The Upper Paleolithic is a major turning point in human evolution and that is why these fossils are important. — Professor Christian Tryon
There are other human remains from Ksâr 'Akil as well. They include an isolated tooth, and another specimen nicknamed "Ethelrud" that is a portion of the upper mouth bone called the maxilla, says Tryon.
"It has no teeth in it. It's about as uninformative as you could possibly get but still say it's human. Like so many other specimens from this site, it was lost. But luckily it was re-found by a team in Lebanon a few years ago. It's the fact that so many of these specimens have gone missing that makes the photos we found become important, because there's just nothing else."

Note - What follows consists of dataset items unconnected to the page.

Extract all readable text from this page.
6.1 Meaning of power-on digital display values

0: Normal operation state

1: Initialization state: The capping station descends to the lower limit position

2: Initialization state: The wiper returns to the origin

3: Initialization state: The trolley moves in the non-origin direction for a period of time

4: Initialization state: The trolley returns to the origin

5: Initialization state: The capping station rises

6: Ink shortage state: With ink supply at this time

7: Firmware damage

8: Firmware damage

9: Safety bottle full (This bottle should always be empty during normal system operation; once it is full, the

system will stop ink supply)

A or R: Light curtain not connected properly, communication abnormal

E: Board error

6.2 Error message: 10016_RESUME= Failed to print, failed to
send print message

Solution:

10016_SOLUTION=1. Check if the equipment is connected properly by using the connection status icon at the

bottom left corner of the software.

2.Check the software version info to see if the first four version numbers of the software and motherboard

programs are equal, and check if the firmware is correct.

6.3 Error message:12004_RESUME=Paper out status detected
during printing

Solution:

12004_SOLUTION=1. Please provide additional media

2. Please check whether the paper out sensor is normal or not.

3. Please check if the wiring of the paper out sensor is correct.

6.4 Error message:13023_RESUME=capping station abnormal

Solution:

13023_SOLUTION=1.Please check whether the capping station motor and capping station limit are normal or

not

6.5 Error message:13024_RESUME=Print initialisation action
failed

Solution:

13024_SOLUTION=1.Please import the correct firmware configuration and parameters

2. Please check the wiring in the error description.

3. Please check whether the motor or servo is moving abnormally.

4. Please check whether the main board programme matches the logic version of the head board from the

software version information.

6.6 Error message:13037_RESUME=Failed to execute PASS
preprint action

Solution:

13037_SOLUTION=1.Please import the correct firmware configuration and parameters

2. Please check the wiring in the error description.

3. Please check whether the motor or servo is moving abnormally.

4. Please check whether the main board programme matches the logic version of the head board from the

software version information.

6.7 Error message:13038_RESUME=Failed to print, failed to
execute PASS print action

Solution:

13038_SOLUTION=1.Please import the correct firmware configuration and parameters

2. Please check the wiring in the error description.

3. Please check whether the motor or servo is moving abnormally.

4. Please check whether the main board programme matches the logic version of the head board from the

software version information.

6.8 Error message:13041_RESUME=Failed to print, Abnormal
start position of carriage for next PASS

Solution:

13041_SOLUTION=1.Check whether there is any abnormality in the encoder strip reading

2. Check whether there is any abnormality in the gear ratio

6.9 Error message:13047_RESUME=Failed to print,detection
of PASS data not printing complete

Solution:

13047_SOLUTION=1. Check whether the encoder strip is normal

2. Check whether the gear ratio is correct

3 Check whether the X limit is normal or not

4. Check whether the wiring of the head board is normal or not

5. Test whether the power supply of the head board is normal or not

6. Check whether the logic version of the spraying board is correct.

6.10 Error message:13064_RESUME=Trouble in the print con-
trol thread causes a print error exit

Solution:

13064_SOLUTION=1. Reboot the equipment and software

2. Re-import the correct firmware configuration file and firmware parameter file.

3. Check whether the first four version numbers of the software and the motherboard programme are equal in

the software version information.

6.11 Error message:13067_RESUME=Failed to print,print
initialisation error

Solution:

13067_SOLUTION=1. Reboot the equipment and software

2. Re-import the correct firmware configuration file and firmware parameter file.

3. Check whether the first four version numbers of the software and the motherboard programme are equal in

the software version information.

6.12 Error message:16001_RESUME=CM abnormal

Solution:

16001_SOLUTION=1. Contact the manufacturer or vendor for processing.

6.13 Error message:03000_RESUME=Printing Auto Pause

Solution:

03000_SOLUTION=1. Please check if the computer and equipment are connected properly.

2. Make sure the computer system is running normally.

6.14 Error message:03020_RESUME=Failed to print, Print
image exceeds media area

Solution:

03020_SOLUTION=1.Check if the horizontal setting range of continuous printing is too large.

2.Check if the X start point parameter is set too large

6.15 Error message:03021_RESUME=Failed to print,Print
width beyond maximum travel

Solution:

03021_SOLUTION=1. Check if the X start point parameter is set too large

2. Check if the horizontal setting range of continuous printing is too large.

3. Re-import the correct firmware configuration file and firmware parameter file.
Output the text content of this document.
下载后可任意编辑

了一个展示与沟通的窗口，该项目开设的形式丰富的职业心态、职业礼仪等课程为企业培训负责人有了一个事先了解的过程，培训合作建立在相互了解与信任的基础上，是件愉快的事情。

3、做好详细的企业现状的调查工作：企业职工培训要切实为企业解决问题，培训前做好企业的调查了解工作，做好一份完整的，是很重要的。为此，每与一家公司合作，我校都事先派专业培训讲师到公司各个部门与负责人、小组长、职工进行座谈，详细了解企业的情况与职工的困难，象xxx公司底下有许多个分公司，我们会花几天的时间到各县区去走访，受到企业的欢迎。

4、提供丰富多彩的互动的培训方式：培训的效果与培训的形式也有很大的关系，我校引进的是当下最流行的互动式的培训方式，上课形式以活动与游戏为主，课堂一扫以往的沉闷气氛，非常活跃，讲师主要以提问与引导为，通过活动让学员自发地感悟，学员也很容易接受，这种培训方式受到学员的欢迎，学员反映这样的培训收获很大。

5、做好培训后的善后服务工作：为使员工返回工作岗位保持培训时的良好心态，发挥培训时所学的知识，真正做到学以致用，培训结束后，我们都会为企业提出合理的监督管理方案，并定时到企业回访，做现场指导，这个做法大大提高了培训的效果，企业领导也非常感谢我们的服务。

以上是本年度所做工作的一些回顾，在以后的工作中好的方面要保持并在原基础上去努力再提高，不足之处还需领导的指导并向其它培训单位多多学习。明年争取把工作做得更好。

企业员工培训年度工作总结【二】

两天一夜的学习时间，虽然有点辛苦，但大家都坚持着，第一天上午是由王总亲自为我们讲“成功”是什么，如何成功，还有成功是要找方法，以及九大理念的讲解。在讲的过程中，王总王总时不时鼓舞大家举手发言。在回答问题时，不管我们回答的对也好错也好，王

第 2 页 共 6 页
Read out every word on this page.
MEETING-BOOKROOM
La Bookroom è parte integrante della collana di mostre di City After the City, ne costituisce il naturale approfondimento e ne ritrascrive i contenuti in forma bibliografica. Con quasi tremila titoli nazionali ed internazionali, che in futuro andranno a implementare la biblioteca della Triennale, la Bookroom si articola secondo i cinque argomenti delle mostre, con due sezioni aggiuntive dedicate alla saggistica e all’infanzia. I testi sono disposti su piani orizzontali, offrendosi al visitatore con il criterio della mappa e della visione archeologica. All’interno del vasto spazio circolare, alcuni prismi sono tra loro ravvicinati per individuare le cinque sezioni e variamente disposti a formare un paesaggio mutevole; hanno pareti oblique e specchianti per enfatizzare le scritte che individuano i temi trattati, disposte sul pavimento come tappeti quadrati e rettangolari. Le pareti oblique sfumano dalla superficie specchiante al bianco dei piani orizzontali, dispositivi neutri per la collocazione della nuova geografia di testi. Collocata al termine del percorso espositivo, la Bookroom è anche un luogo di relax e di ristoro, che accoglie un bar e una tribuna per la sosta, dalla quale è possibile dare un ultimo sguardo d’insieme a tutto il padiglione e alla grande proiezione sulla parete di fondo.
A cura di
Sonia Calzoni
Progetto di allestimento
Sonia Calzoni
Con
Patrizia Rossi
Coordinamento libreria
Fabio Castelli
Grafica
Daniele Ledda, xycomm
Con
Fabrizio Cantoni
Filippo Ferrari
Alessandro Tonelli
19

Any new details from the Upper Paleolithic and the people living then can build on our understanding of this time and the significant shifts that occurred for our species at the same time as Neanderthals and other extinct relatives disappeared.
"The appearance of the Upper Paleolithic in many parts of the world doesn't seem to be a gradual thing," Tryon says. "The evidence is certainly consistent with some new ways of doing things showing up fast in many parts of the world. For instance, something like the internet took a long time to develop, but once it appeared we all adopted it quickly. Whatever the Upper Paleolithic represents in terms of things or behaviors, these ideas and the stuff that went with them were popular and spread quickly across much of Eurasia, for whatever reason. And at least for Ksâr 'Akil, we know these changes coincided with the appearance of people like us. The Upper Paleolithic is a major turning point in human evolution and that is why these fossils are important."